Israel mit sechzig

Tel Aviv – Vor zehn Jahren, an Israels 50. Jahrestag, begründete der Friedensprozess, eingeläutet durch das bahnbrechende Osloer Abkommen, das Israel und die Palästinensische Autonomiebehörde 1993 schlossen, die Legitimität der nationalen Existenz zweier Völker in ihrem gemeinsamen Heimatland auf der Grundlage eines territorialen Kompromisses. Es machte sich das allgemeine Gefühl breit, dieser lange Konflikt sei gelöst.
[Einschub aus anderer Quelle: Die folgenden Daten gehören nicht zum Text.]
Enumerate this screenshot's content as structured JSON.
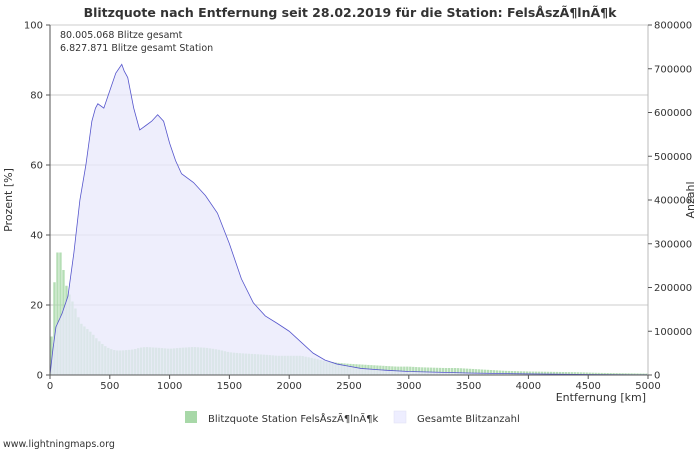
{
  "chart_data": {
    "type": "bar",
    "title": "Blitzquote nach Entfernung seit 28.02.2019 für die Station: FelsÅszÃ¶lnÃ¶k",
    "xlabel": "Entfernung   [km]",
    "ylabel_left": "Prozent   [%]",
    "ylabel_right": "Anzahl",
    "xlim": [
      0,
      5000
    ],
    "ylim_left": [
      0,
      100
    ],
    "ylim_right": [
      0,
      800000
    ],
    "x_ticks": [
      "0",
      "500",
      "1000",
      "1500",
      "2000",
      "2500",
      "3000",
      "3500",
      "4000",
      "4500",
      "5000"
    ],
    "y_left_ticks": [
      "0",
      "20",
      "40",
      "60",
      "80",
      "100"
    ],
    "y_right_ticks": [
      "0",
      "100000",
      "200000",
      "300000",
      "400000",
      "500000",
      "600000",
      "700000",
      "800000"
    ],
    "annotations": [
      "80.005.068 Blitze gesamt",
      "6.827.871 Blitze gesamt Station"
    ],
    "legend": [
      {
        "label": "Blitzquote Station FelsÅszÃ¶lnÃ¶k",
        "color": "#a8d8a8"
      },
      {
        "label": "Gesamte Blitzanzahl",
        "color": "#eeeeff"
      }
    ],
    "bar_width_km": 25,
    "series_bars": {
      "name": "Blitzquote Station FelsÅszÃ¶lnÃ¶k",
      "axis": "left",
      "points": [
        [
          0,
          2
        ],
        [
          25,
          20
        ],
        [
          50,
          33
        ],
        [
          75,
          37
        ],
        [
          100,
          33
        ],
        [
          125,
          27
        ],
        [
          150,
          24
        ],
        [
          175,
          22
        ],
        [
          200,
          20
        ],
        [
          225,
          18
        ],
        [
          250,
          15
        ],
        [
          300,
          13.5
        ],
        [
          350,
          12
        ],
        [
          400,
          10
        ],
        [
          450,
          8.5
        ],
        [
          500,
          7.5
        ],
        [
          550,
          7
        ],
        [
          600,
          7
        ],
        [
          700,
          7.3
        ],
        [
          750,
          7.8
        ],
        [
          800,
          8
        ],
        [
          900,
          7.8
        ],
        [
          1000,
          7.5
        ],
        [
          1100,
          7.8
        ],
        [
          1200,
          8
        ],
        [
          1300,
          7.8
        ],
        [
          1400,
          7.3
        ],
        [
          1500,
          6.5
        ],
        [
          1600,
          6.2
        ],
        [
          1700,
          6
        ],
        [
          1800,
          5.8
        ],
        [
          1900,
          5.5
        ],
        [
          2000,
          5.5
        ],
        [
          2100,
          5.5
        ],
        [
          2200,
          4.8
        ],
        [
          2300,
          4
        ],
        [
          2400,
          3.5
        ],
        [
          2500,
          3.2
        ],
        [
          2600,
          3
        ],
        [
          2700,
          2.8
        ],
        [
          2800,
          2.6
        ],
        [
          2900,
          2.4
        ],
        [
          3000,
          2.4
        ],
        [
          3100,
          2.2
        ],
        [
          3200,
          2.1
        ],
        [
          3300,
          2
        ],
        [
          3400,
          2
        ],
        [
          3500,
          1.8
        ],
        [
          3600,
          1.6
        ],
        [
          3700,
          1.4
        ],
        [
          3800,
          1.2
        ],
        [
          3900,
          1.1
        ],
        [
          4000,
          1
        ],
        [
          4200,
          0.9
        ],
        [
          4400,
          0.8
        ],
        [
          4600,
          0.6
        ],
        [
          4800,
          0.5
        ],
        [
          5000,
          0.4
        ]
      ]
    },
    "series_area": {
      "name": "Gesamte Blitzanzahl",
      "axis": "right",
      "points": [
        [
          0,
          0
        ],
        [
          25,
          60000
        ],
        [
          50,
          110000
        ],
        [
          100,
          140000
        ],
        [
          150,
          180000
        ],
        [
          200,
          280000
        ],
        [
          250,
          400000
        ],
        [
          300,
          480000
        ],
        [
          350,
          580000
        ],
        [
          380,
          610000
        ],
        [
          400,
          620000
        ],
        [
          450,
          610000
        ],
        [
          500,
          650000
        ],
        [
          550,
          690000
        ],
        [
          600,
          710000
        ],
        [
          620,
          695000
        ],
        [
          650,
          680000
        ],
        [
          700,
          610000
        ],
        [
          750,
          560000
        ],
        [
          800,
          570000
        ],
        [
          850,
          580000
        ],
        [
          900,
          595000
        ],
        [
          950,
          580000
        ],
        [
          1000,
          530000
        ],
        [
          1050,
          490000
        ],
        [
          1100,
          460000
        ],
        [
          1200,
          440000
        ],
        [
          1300,
          410000
        ],
        [
          1400,
          370000
        ],
        [
          1500,
          300000
        ],
        [
          1600,
          220000
        ],
        [
          1700,
          165000
        ],
        [
          1800,
          135000
        ],
        [
          1900,
          118000
        ],
        [
          2000,
          100000
        ],
        [
          2100,
          75000
        ],
        [
          2200,
          50000
        ],
        [
          2300,
          34000
        ],
        [
          2400,
          25000
        ],
        [
          2500,
          20000
        ],
        [
          2600,
          15000
        ],
        [
          2800,
          11000
        ],
        [
          3000,
          8000
        ],
        [
          3500,
          4500
        ],
        [
          4000,
          2500
        ],
        [
          4500,
          1200
        ],
        [
          5000,
          500
        ]
      ]
    }
  },
  "watermark": "www.lightningmaps.org"
}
Leider mussten wir in den letzten zehn Jahren in vielen Bereichen einen schmerzhaften Rückschlag miterleben. Einzelne und Völker können Schwierigkeiten ertragen, wenn sie das Gefühl haben, dass die Zukunft besser wird und die Konflikte gelöst werden. Doch kann eine plötzliche Rückwärtsentwicklung zu Verzweifelung führen, wie wir heute spüren.
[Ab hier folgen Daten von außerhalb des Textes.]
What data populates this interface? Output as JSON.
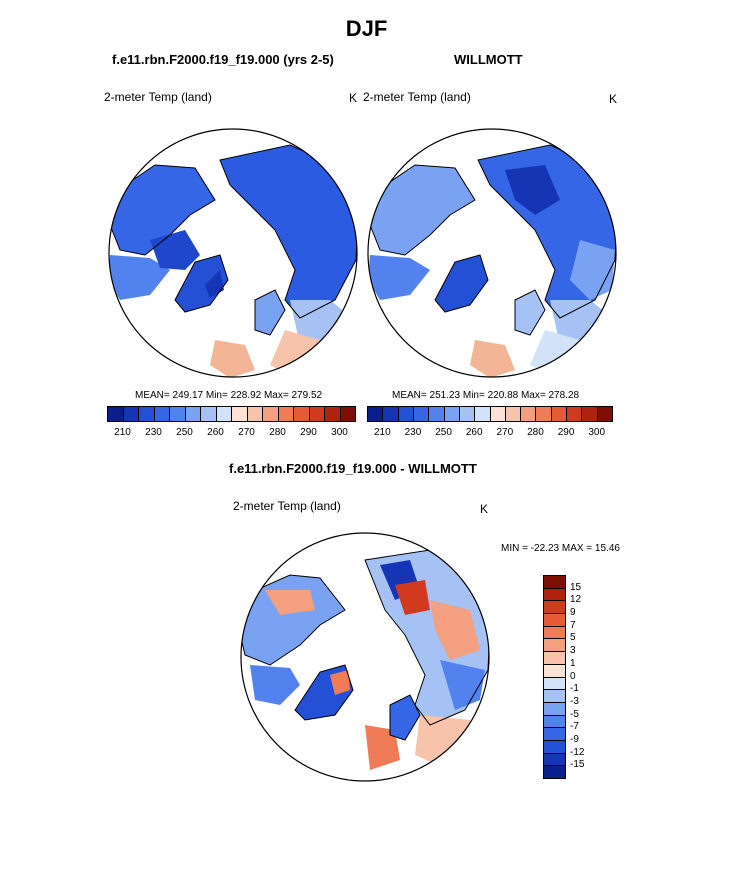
{
  "main_title": "DJF",
  "panels": [
    {
      "title": "f.e11.rbn.F2000.f19_f19.000 (yrs 2-5)",
      "variable": "2-meter Temp (land)",
      "units": "K",
      "stats": "MEAN= 249.17  Min= 228.92  Max= 279.52"
    },
    {
      "title": "WILLMOTT",
      "variable": "2-meter Temp (land)",
      "units": "K",
      "stats": "MEAN= 251.23  Min= 220.88  Max= 278.28"
    },
    {
      "title": "f.e11.rbn.F2000.f19_f19.000 - WILLMOTT",
      "variable": "2-meter Temp (land)",
      "units": "K",
      "stats": "MIN = -22.23 MAX =  15.46"
    }
  ],
  "abs_colorbar": {
    "colors": [
      "#0a1e8c",
      "#1535b5",
      "#2450d6",
      "#3566e6",
      "#5282ee",
      "#7aa2f2",
      "#a6c2f5",
      "#d2e2f8",
      "#fbe2d5",
      "#f7c3aa",
      "#f4a080",
      "#ef7c57",
      "#e65a35",
      "#d23a1f",
      "#b02210",
      "#7e0f06"
    ],
    "labels": [
      "210",
      "230",
      "250",
      "260",
      "270",
      "280",
      "290",
      "300"
    ]
  },
  "diff_colorbar": {
    "colors": [
      "#7e0f06",
      "#b02210",
      "#d23a1f",
      "#e65a35",
      "#ef7c57",
      "#f4a080",
      "#f7c3aa",
      "#fbe2d5",
      "#d2e2f8",
      "#a6c2f5",
      "#7aa2f2",
      "#5282ee",
      "#3566e6",
      "#2450d6",
      "#1535b5",
      "#0a1e8c"
    ],
    "labels": [
      "15",
      "12",
      "9",
      "7",
      "5",
      "3",
      "1",
      "0",
      "-1",
      "-3",
      "-5",
      "-7",
      "-9",
      "-12",
      "-15"
    ]
  }
}
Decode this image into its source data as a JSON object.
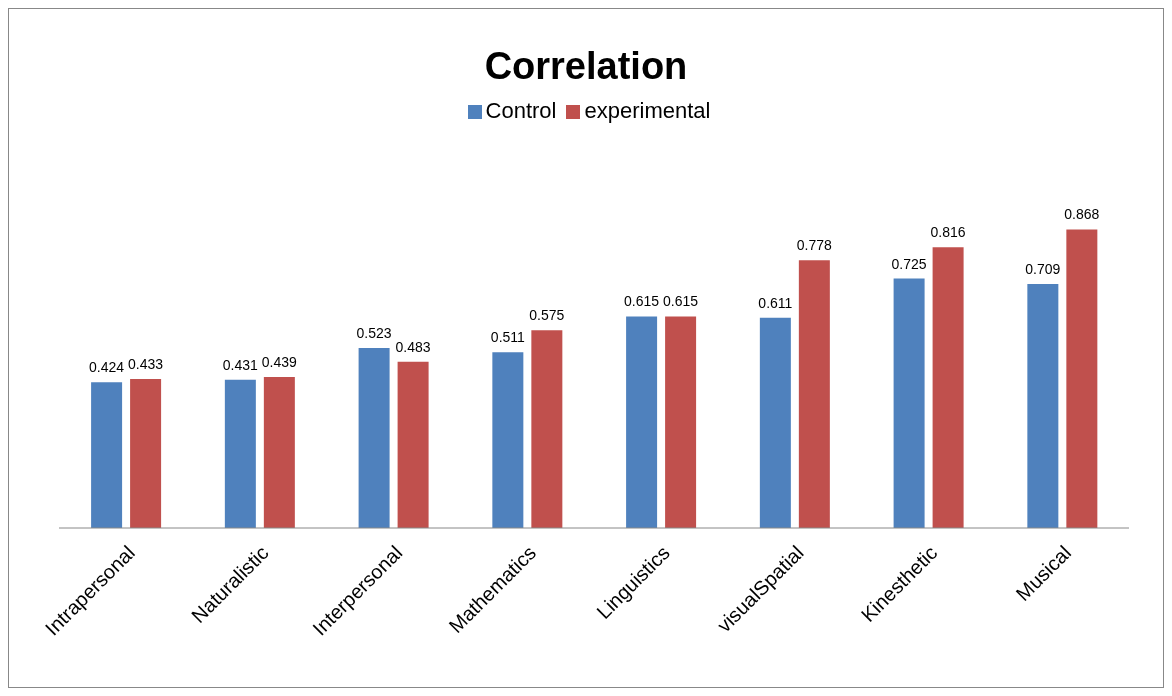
{
  "chart_data": {
    "type": "bar",
    "title": "Correlation",
    "categories": [
      "Intrapersonal",
      "Naturalistic",
      "Interpersonal",
      "Mathematics",
      "Linguistics",
      "visualSpatial",
      "Kinesthetic",
      "Musical"
    ],
    "series": [
      {
        "name": "Control",
        "color": "#4f81bd",
        "values": [
          0.424,
          0.431,
          0.523,
          0.511,
          0.615,
          0.611,
          0.725,
          0.709
        ]
      },
      {
        "name": "experimental",
        "color": "#c0504d",
        "values": [
          0.433,
          0.439,
          0.483,
          0.575,
          0.615,
          0.778,
          0.816,
          0.868
        ]
      }
    ],
    "data_labels": true,
    "legend": "top"
  }
}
Warum scheinen Kämpfe, die bei weitem komplexer sind als der israelisch-arabische Konflikt – Apartheid in Südafrika, die Teilung Deutschlands oder der Zusammenbruch der Sowjetunion –, alle gelöst worden zu sein, in der Regel ohne Blutvergießen, während der Nahostkonflikt nach über einem Jahrhundert täglich mehr Opfer fordert?

Ein Grund dafür ist, dass der Konflikt in der Menschheitsgeschichte einzigartig ist. Es gibt kein anderes Beispiel für eine Nation, die nach einer Abwesenheit von 2000 Jahren in ein Gebiet zurückgekehrt ist, das sie die ganze Zeit über als ihre Heimat angesehen hat. Es ist also kein Wunder, dass die Araber, insbesondere die Palästinenser, weder existenziell noch moralisch verstehen können, was ihnen widerfährt.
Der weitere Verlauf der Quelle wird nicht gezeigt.